The site proclaims as its motto "to strive for unblemished Islam and pure faith in the spirit of those who are unified in their adherence to the tradition [of the Prophet], to study and apply the Koran and the tradition, to disseminate knowledge of Islam, to follow the righteous forbears [the first generations of Muslims] and the great religious scholars, to spread a spirit of inclusiveness and brotherhood, to end religious illiteracy, to eliminate discord and factionalism, and to do away with fanaticism, heresy, and conflicts."
A more moderate appeal to orthodoxy would be difficult to imagine. But islam.uz is not the only Islamic site aimed at Uzbek speakers. Another site, muslimuzbekistan.com, takes a very different approach.
MuslimUzbekistan offers materials in four languages -- Arabic, English, Russian, and Uzbek. The Uzbek site focuses primarily on the persecution that Muslims suffer in Uzbekistan. Other news is about events in Iraq and Palestine. Sources are generally mainstream, including RFE/RL's Uzbek Service, but the site's authors couch reports in a tone of extreme hostility to the Karimov regime. The tenor is much the same for accounts of other conflicts. More eclectic offerings include an Uzbek translation of the essay "9/11 was staged to defame Muslims" by conspiracy theorist John Kaminski.

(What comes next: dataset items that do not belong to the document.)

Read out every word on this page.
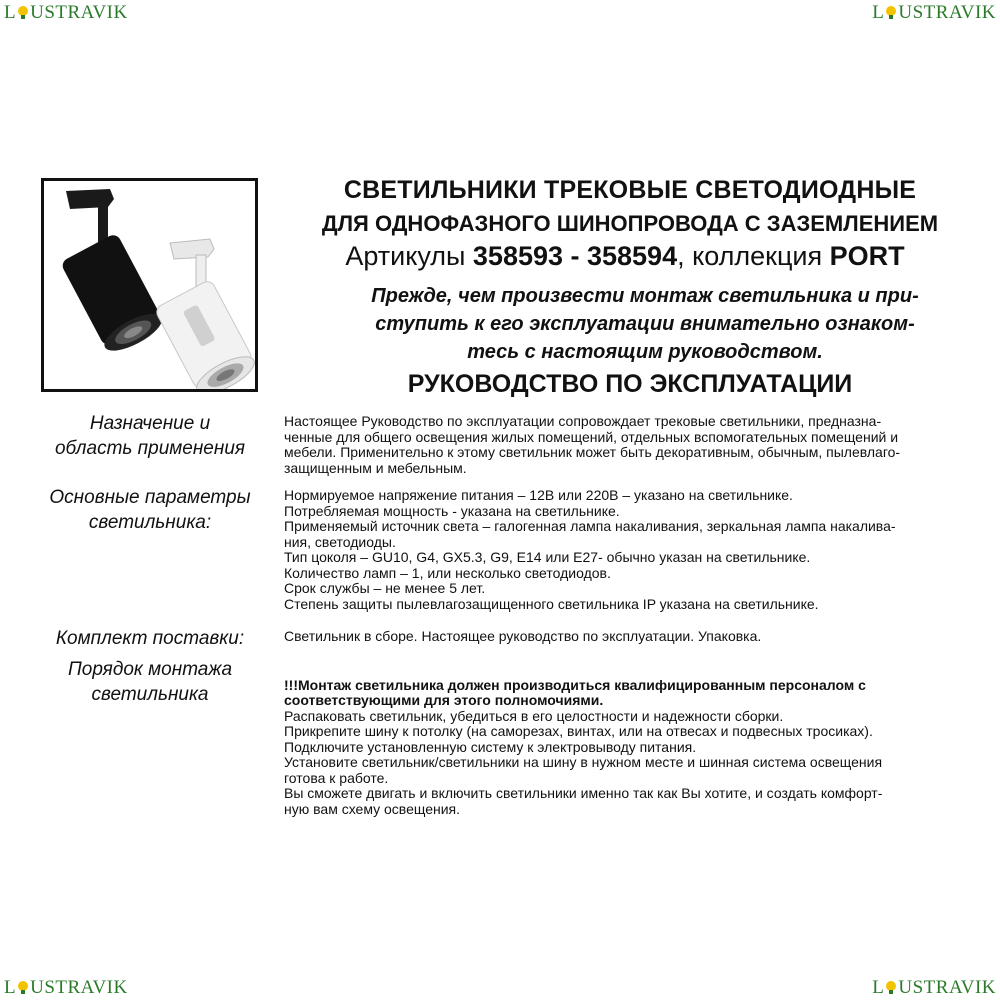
L USTRAVIK	L USTRAVIK
L USTRAVIK	L USTRAVIK
СВЕТИЛЬНИКИ ТРЕКОВЫЕ СВЕТОДИОДНЫЕ
ДЛЯ ОДНОФАЗНОГО ШИНОПРОВОДА С ЗАЗЕМЛЕНИЕМ
Артикулы 358593 - 358594, коллекция PORT
Прежде, чем произвести монтаж светильника и при-
ступить к его эксплуатации внимательно ознаком-
тесь с настоящим руководством.
РУКОВОДСТВО ПО ЭКСПЛУАТАЦИИ
Назначение и
область применения
Основные параметры
светильника:
Комплект поставки:
Порядок монтажа
светильника
Настоящее Руководство по эксплуатации сопровождает трековые светильники, предназна-
ченные для общего освещения жилых помещений, отдельных вспомогательных помещений и
мебели. Применительно к этому светильник может быть декоративным, обычным, пылевлаго-
защищенным и мебельным.
Нормируемое напряжение питания – 12В или 220В – указано на светильнике.
Потребляемая мощность - указана на светильнике.
Применяемый источник света – галогенная лампа накаливания, зеркальная лампа накалива-
ния, светодиоды.
Тип цоколя – GU10, G4, GX5.3, G9, E14 или E27- обычно указан на светильнике.
Количество ламп – 1, или несколько светодиодов.
Срок службы – не менее 5 лет.
Степень защиты пылевлагозащищенного светильника IP указана на светильнике.
Светильник в сборе. Настоящее руководство по эксплуатации. Упаковка.

!!!Монтаж светильника должен производиться квалифицированным персоналом с
соответствующими для этого полномочиями.
Распаковать светильник, убедиться в его целостности и надежности сборки.
Прикрепите шину к потолку (на саморезах, винтах, или на отвесах и подвесных тросиках).
Подключите установленную систему к электровыводу питания.
Установите светильник/светильники на шину в нужном месте и шинная система освещения
готова к работе.
Вы сможете двигать и включить светильники именно так как Вы хотите, и создать комфорт-
ную вам схему освещения.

The "About our site" section of MuslimUzbekistan not only describes a project that sets for itself very different goals than Islam.uz; it offers a distinct vision of the faith as a badge of suffering and a rallying cry for struggle:
"A thousand years before the region now called Uzbekistan became known to the world by that name, it was Muslim. It is still a Muslim land today. And, God willing, it will remain so in the future. But for these words to be more than a mere wish, Muslims still have much work to do. Because in this ancient Muslim country, which has lived for centuries on the basis of Islamic laws and rules and derived its traditions of statehood from the Koran and the tradition, millions of believers now endure severe persecution. Their Islamic independence has been trampled. Tens of thousands of innocent Muslims suffer in prisons. History has not witnessed such grim days since the invasion of Chingiz Khan. This site provides information about the true plight of the nation's Muslims today and the thousands of ways they suffer for the faith. It tries to give voice to their wishes, hopes, and thoughts. It exposes the ploys and schemes of God's enemies. It struggles against the tyrants for the defense and victory of the faith. And it does its part to satisfy the people's thirst for Islamic knowledge."